DM hits the target

Mark Thomson, media director at the Royal Mail argues that the recession has highlighted the need to improve targeting and demonstrate better ROI.

Mark Thomson
Mark Thomson

If I had a pound for every time my contemporaries in marketing mentioned they’d had a conversation with their financial or managing director about getting more from their spend, I’d have been able to retire years ago.

But with the pressure on marketing budgets in the current economic climate, we are all having to work harder than ever before to prove the accountability of each penny spent. Whatever our line of approach, we need to ensure ROI is as transparent as possible when those who ultimately hold the purse strings come knocking.

After all ROI is king like never before: the ultimate barometer of campaign success. Gone are the days – to a large extent at least – when ad gurus the world over dined out on high-ticket creative that won a lot of awards but didn’t necessarily reel in the punters.

And if we are talking about providing clear ’line of sight’ to ROI from marketing investment, I believe direct channels are leading the way in providing conclusive proof of what really works.

While I would never claim measurement of any media campaign is as simple as getting out of bed in the morning, it’s a fact that response is easier to measure when you know exactly who is being targeted with a campaign, rather than taking a scattergun approach.

If someone opens an envelope addressed directly to them, and responds to a call-to-action to contact the brand either through the post, call centre, SMS or online, more often than not there is a transparent path from execution to enquiry.

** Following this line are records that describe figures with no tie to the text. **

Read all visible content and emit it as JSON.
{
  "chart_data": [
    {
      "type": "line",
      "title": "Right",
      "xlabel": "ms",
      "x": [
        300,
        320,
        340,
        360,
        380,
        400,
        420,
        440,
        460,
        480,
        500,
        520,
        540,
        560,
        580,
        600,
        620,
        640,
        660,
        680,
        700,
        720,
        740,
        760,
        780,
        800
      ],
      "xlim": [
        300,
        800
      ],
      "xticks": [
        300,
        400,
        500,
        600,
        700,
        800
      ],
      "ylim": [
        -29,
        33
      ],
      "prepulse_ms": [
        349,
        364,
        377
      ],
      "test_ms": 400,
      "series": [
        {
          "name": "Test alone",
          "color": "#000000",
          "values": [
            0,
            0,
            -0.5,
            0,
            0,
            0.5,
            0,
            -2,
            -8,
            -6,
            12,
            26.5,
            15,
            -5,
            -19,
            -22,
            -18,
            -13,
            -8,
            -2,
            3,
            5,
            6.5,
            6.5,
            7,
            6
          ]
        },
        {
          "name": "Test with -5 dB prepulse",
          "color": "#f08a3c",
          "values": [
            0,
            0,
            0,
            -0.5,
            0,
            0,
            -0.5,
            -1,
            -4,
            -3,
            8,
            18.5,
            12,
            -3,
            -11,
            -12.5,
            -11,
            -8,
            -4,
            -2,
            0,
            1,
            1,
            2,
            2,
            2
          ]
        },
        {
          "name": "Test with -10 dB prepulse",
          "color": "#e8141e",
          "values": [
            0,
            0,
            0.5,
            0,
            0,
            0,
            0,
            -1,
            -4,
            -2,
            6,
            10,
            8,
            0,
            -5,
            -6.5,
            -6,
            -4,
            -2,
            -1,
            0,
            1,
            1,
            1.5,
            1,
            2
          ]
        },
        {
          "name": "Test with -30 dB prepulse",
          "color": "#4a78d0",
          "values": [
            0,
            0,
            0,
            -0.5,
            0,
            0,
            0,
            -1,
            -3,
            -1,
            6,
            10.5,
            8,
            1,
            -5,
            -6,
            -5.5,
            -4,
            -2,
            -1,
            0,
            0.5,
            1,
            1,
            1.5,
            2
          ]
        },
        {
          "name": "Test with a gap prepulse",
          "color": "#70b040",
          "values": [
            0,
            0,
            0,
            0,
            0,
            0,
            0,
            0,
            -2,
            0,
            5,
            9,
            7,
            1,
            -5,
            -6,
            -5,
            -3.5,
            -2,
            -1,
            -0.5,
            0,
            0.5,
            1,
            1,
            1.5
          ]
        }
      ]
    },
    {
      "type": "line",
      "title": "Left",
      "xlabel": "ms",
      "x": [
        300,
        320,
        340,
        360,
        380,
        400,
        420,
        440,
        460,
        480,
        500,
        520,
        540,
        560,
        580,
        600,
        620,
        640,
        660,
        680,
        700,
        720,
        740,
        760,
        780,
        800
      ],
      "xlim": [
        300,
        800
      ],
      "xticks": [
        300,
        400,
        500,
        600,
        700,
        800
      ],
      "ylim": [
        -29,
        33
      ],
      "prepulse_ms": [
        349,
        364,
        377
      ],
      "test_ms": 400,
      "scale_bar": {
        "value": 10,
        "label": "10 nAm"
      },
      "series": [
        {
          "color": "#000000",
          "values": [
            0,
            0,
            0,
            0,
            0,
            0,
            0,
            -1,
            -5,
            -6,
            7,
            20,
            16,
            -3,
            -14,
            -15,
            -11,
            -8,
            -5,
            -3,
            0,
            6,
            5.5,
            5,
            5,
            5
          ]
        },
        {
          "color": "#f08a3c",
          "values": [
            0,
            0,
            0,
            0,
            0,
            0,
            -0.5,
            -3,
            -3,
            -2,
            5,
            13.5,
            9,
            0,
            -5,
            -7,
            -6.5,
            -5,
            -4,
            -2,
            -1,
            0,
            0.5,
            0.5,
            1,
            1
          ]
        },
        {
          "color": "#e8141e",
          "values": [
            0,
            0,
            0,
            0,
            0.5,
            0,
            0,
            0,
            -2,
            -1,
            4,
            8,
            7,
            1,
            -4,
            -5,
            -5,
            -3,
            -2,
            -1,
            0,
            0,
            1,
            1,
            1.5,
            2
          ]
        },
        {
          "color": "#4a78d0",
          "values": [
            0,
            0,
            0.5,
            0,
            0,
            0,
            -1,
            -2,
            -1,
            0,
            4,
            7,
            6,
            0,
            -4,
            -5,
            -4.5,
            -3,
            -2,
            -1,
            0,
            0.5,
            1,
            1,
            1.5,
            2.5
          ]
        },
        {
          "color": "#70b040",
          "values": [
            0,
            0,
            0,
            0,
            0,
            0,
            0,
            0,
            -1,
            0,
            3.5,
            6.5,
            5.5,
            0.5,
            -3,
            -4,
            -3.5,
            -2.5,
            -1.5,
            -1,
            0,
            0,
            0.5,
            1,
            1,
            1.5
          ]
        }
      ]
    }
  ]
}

In this way, direct marketing holds the key to providing clear ROI for an overall campaign.

Furthermore, Royal Mail has conducted research through global media agencies that shows direct mail stands alone as the only channel to have demonstrated consistent growth in effectiveness over each of the last four years; it has improved by 80% in that period, according to a response performance index measurement. The same study revealed direct mail to be the single channel recording an uplift in response rates during 2009.

That’s not to say that marketers aren’t experimenting with newer forms of advertising, such as paid and natural search; and nor should they avoid doing so. Digital channels, with their associated detailed analytics and ability to piece together the bones of marketing’s mythical ’long tail’, provide an end-to-end view of campaigns, from each execution going live to ROI measured in enquiries or hard sales. Often using a combination of channels, for example search and direct mail, can bring about even greater returns through a significant uplift in sales.

Significantly, targeted techniques – whether traditional tactics like direct mail or newer channels like granular search – are the ones showing the most growth in major studies of marketing budgets, such as the most recent IAB/PwC report.

With the advent in digital and innovation in mail solutions, direct marketers have a wider range of media at their fingertips than ever. The trick they need to pull off is figuring out the best way to target the intended audience to provoke all-important response and, ultimately, provide evidence of return on investment that the boardroom demands.